The red and yellow planes are used in several European countries, including France and Italy, where they are universally known as Canadairs, after the company that originally developed the amphibious tankers in the late 1960s.

Five of the seven planes in the Greek fleet would be purchased by the Greek government. The other two would be purchased by the European Union for its civil protection arm, known as rescEU, Globe and Mail reported. The last two will be based in Greece, but will fly, as a priority, to other countries to assist in wildfire emergencies.

The cost for the purchase of the firefighting planes is estimated at €360 million.

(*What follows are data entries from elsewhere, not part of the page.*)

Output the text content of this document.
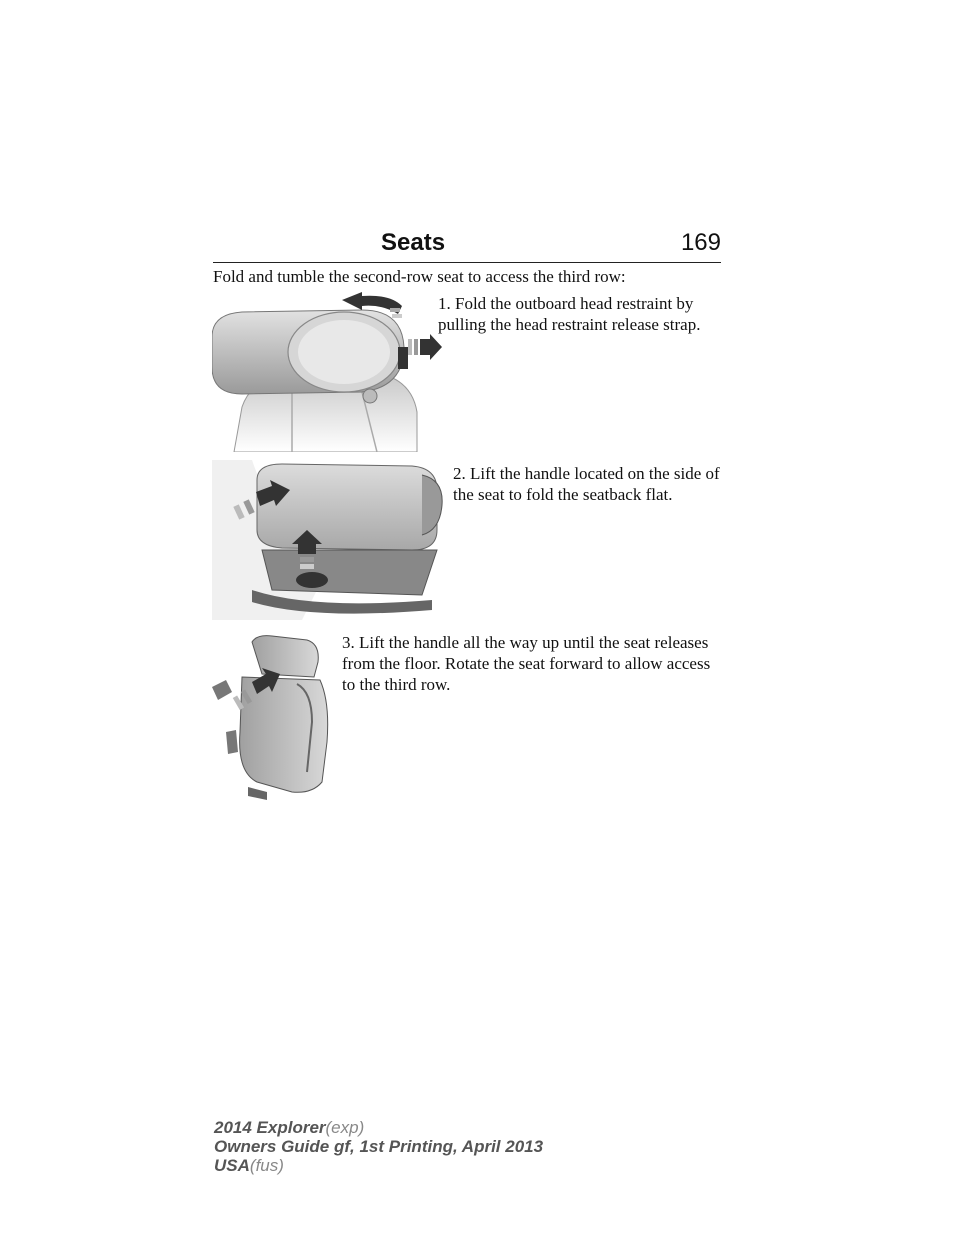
Seats	169
Fold and tumble the second-row seat to access the third row:
1. Fold the outboard head restraint by pulling the head restraint release strap.
2. Lift the handle located on the side of the seat to fold the seatback flat.
3. Lift the handle all the way up until the seat releases from the floor. Rotate the seat forward to allow access to the third row.
2014 Explorer(exp)
Owners Guide gf, 1st Printing, April 2013
USA(fus)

Mitsotakis’s official visit will be the first to Canada by a Greek prime minister in 41 years. “The delay was inexplicable, given the strong ties between Greece and Canada,” he said in an interview to the Globe and Mail. “I had made it a priority to officially visit Canada…to engage with the Greek-Canadian community and to talk about the economic aspect of our co-operation.”

Mitsotakis will meet his Canadian counterpart and fellow son of a Prime Minister, Justin Trudeau in Montreal on Sunday. Then the two leaders will attend the city’s Greek Independence Day parade and an evening event sponsored by the Greek community.

On Monday, Mitsotakis will go to Toronto to meet business representatives at the Economic Club of Canada, followed by a Greek community event at the Metro Toronto Convention Centre, where he will make a speech, Globe and Mail said.

After a lengthy exposition of Greece’s financial woes and its recovery, Globe and Mail reports that “Toronto’s Fairfax Financial Holdings bet heavily on the Greek turnaround and became one of the biggest foreign investors in the country. Its holdings include 32 per cent of Eurobank, one of Greece’s largest lenders. In an interview Tuesday, Fairfax’s chairman and chief executive officer, Prem Watsa, called Greece ‘the best country in Europe for investments.’”

Mitsotakis told Globe and Mail he will discuss the Ukraine and Israel-Hamas with Trudeau.

“We are pushing the European Union hard to reach a statement that will very, very clearly express our deep concerns for the humanitarian situation in Gaza, put pressure on Israel not to invade Rafah [in southern Gaza], and make it very, very clear that, at the end of the day, only a two-state solution can solve the overall political problem of the Middle East,” Mitsotakis said in his interview.

He added that the Israeli hostages taken by Hamas when it attacked Israel on Oct. 7 must be released.